What is an opal?
There are two types of opal: precious and common, but in jewellery we really only see the precious rainbow-coloured gemstones. Opals are naturally occurring gems that can be found in the fissures of a variety of common rocks.
Made up of hydrated silica these entrancing stones are formed by silica deposits collected by water as it runs through the earth. The silica-rich water eventually travels into tight cracks and fissures in rocks where it gets trapped, as the host rock heats up the water evaporates but the silica remains and grows into opal. This process may sound simple enough but it takes between 5-30 million years to complete, so it’s not one you can get in an instant.
Where does the name opal derive from?
Opal comes from the Latin ‘Opalus’ which translates as “to perceive a colour change” and refers to the unique play of colour seen as opals turn in the light.
Why do opals have rainbows?
Opals are made of billions of microscopic spheres of silica all irregular in size and squashed together in a matrix to form a gemstone. As light enters the gemstone it is forced to squeeze into the tiny gaps between these spheres and then burst out the other side, splitting the white light into the spectral colours of the rainbow. The colours we see dancing across the surface of the stone depends on the size of the silica sphere and the gaps between it and the next sphere.
Where in the world do we find opals?
As with most gemstones there are many countries where opals can be found and mined, these include: Mexico, Brazil, Honduras and parts of the USA, however 95% of all opals are mined from Australia, with the first Australian opals were found in 1849 by geologist Johannes Menge.
History of opal discovery
Whilst Australian opals were discovered in 1849, there have been opal relics found in Kenya that are believed to date back as far as 4000BC and opals have been revered for centuries. A famous quote comes from Pliny in 75AD who wrote “For in the opal you shall see the burning fire of the carbuncle or ruby, the glorious purple of the amethyst, the green sea of the emerald and all glittering together, mixed after an incredible manner”
Opals, much like many gemstones, have long been shrouded in superstition. It used to be believed that their colourful surfaces could preserve the colour of blond hair and health when worn. However Opals also came with negative connotations with a popular book by Sir Walter Scott creating a superstition that it was unlucky for anyone not born in the month of October to wear the gemstone.
Due to the near monopoly Australia has on the opal market it is no surprise that many of the famed stone trace their provenance back to the continent. One of the most famed stones is the Fire Queen. Originally known as the Dunstan’s stone, it was found in 1901 by Charlie Dunstan this precious stone weighed an incredible 900ct, however black opals were not in demand at the time and the miner sold it for a pitiful £100. The stone resurfaced in 1928 with a valuation from the Chicago Museum of £40,000. The stone eventually was sold at auction for a sizeable £75,000 to J.D. Rockefeller and she remains in the family’s collection.
Caring for your opal
As opals come from Silica and water they are stones that love moisture and the main key when caring for your opal is to make sure that your glorious little silica spheres don’t de-hydrate as this can lead to fine cracks appearing across the surface of your stone, known as crazing.
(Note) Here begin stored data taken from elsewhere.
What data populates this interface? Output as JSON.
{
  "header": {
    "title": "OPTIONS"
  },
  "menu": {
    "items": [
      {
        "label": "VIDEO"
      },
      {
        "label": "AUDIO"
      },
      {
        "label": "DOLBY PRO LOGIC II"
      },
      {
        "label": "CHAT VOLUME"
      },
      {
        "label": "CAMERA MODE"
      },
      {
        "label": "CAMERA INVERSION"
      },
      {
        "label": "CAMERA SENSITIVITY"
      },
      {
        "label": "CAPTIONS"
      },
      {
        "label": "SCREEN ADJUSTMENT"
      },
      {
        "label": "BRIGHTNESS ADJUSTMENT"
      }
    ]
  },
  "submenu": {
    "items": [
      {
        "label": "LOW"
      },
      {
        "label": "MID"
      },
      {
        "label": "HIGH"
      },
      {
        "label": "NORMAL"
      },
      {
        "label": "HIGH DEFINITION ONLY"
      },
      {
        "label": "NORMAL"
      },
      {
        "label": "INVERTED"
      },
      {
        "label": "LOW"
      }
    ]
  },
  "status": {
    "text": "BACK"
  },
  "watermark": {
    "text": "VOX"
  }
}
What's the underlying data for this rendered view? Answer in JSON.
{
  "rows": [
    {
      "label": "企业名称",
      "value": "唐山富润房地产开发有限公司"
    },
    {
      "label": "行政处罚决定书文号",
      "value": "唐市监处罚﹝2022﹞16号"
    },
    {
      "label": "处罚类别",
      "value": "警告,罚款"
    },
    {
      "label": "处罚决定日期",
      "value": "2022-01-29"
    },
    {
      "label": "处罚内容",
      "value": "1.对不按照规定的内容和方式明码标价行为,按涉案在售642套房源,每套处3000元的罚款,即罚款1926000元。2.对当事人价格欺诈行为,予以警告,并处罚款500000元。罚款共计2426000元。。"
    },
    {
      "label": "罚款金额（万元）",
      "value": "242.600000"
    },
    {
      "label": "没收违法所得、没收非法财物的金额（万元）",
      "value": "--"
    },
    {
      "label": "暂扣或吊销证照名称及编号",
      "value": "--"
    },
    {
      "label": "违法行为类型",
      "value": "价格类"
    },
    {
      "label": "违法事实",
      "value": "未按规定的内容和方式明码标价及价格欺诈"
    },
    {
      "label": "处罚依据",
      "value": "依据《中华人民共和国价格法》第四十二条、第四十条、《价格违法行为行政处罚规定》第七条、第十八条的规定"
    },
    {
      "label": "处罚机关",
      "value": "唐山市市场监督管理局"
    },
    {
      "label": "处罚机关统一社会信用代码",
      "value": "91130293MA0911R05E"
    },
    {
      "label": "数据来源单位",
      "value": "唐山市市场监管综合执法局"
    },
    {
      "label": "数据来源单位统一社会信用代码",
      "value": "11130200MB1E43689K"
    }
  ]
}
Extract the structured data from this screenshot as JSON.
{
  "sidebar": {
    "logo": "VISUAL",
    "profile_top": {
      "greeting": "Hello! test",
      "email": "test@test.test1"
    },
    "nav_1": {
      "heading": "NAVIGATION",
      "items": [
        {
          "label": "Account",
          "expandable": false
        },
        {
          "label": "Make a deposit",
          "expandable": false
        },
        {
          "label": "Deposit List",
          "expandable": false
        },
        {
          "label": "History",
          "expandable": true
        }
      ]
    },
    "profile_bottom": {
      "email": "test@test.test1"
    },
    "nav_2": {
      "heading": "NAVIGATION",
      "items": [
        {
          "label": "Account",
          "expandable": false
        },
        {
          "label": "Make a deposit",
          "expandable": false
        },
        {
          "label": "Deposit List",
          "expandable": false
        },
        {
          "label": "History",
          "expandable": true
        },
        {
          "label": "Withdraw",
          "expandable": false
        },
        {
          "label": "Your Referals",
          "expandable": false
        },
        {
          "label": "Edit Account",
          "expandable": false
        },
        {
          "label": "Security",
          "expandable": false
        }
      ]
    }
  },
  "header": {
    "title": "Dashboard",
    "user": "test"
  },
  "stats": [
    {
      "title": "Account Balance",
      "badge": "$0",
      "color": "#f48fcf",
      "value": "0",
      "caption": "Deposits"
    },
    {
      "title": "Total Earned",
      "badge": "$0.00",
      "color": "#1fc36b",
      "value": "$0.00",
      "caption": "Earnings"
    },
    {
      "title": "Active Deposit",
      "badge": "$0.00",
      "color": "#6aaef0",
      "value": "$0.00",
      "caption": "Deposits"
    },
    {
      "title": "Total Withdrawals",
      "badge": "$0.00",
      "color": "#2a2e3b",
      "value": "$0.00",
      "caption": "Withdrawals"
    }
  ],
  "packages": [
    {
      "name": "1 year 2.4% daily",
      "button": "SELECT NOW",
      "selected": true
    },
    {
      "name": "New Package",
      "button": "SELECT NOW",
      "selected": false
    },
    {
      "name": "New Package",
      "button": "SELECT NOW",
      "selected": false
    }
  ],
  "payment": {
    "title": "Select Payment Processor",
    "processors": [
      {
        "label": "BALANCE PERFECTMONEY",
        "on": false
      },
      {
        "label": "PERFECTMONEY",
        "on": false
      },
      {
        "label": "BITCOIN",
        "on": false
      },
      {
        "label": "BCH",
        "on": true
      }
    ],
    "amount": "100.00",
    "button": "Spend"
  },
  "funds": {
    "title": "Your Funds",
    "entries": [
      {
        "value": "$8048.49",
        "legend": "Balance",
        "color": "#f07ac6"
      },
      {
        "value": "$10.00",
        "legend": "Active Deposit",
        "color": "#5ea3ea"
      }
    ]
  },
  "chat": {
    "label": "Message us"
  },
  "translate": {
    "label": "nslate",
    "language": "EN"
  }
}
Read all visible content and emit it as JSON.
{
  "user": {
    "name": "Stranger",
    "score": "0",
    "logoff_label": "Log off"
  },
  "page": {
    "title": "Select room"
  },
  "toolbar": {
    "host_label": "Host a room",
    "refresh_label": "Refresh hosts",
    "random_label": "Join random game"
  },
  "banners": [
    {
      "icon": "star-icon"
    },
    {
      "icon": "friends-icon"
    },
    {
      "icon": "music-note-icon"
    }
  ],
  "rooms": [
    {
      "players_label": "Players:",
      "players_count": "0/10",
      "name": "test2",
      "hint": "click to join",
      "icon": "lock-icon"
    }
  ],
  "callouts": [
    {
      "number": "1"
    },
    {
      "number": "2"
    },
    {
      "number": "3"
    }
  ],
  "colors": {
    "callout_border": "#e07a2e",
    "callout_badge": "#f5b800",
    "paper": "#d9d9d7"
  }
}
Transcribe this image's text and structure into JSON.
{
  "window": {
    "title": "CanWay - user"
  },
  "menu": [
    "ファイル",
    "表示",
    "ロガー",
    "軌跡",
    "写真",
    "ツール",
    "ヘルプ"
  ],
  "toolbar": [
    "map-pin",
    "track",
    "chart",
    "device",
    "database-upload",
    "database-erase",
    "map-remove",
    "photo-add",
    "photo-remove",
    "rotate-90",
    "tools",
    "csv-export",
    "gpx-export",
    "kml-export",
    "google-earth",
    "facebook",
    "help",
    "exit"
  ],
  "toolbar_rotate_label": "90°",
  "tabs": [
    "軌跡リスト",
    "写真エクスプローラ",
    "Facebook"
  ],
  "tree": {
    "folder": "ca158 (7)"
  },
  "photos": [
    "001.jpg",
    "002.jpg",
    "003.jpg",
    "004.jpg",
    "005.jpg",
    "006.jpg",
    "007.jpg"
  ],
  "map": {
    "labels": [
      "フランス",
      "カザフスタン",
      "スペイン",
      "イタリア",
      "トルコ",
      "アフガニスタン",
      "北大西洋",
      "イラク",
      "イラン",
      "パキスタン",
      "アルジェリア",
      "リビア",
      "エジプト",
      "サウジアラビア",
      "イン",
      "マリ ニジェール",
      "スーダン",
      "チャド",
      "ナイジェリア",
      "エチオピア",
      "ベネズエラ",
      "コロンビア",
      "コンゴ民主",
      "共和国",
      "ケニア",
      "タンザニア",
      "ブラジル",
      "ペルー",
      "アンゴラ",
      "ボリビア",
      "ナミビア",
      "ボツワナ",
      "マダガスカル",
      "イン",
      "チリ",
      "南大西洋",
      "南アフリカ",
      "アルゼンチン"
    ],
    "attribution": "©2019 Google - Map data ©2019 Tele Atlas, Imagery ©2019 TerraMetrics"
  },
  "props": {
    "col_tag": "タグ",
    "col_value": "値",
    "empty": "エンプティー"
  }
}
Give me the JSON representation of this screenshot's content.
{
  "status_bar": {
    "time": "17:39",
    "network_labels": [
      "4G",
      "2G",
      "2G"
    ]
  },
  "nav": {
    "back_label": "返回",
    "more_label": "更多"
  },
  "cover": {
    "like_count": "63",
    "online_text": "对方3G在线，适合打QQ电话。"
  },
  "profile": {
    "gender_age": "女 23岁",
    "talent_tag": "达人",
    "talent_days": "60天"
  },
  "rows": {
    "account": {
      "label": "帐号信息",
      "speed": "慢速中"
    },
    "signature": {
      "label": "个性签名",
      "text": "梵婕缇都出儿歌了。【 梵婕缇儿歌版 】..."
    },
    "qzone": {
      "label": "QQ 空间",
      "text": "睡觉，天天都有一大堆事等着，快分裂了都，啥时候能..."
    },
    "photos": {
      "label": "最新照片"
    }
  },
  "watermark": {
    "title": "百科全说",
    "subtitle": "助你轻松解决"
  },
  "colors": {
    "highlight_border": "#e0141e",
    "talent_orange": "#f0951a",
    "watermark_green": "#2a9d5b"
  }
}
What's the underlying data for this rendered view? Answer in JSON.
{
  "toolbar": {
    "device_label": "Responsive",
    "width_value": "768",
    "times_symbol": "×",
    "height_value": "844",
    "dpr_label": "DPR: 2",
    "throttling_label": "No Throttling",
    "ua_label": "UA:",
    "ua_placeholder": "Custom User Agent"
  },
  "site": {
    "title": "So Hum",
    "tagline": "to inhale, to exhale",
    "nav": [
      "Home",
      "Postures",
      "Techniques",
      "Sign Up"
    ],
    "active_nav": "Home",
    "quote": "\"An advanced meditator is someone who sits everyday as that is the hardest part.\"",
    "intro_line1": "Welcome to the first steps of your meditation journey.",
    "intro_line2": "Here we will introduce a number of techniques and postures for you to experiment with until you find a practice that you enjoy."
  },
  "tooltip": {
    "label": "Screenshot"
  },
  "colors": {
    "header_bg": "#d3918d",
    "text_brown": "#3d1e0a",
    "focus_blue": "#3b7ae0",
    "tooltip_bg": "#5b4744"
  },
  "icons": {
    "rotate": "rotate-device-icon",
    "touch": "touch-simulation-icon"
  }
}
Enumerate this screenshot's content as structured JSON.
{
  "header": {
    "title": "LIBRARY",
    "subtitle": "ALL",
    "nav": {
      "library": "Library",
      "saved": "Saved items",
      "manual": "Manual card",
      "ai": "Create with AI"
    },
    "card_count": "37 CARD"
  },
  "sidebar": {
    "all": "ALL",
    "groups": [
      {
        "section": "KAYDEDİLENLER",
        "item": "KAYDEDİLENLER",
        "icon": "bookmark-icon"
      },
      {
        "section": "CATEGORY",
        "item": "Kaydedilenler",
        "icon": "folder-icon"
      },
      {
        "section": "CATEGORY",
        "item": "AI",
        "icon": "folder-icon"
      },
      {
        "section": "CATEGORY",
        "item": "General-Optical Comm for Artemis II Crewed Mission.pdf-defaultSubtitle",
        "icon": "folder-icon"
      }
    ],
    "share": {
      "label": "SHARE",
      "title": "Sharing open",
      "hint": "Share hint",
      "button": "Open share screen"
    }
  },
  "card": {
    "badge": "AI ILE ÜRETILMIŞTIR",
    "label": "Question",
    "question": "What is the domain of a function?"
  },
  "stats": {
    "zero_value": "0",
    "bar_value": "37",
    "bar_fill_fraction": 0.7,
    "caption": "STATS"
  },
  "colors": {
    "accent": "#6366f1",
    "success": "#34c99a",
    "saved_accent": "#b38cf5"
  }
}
It is therefore recommended that you keep opals in a dark and cool environment when not worn, and if displaying opals in a hot display case adding a little damp cottonwool bud nearby to keep the humidity levels up.
Aside from being water babies, opals are also soft stones, graded as a 3 on Mohs hardness scale, this means we recommend taking care when wearing them and keeping them away from harsh chemicals. If you want to clean your opal stone then a small bowl of warm water with washing up liquid and a soft toothbrush is the perfect way. If properly taken care of opals will last thousands of years in pristine condition.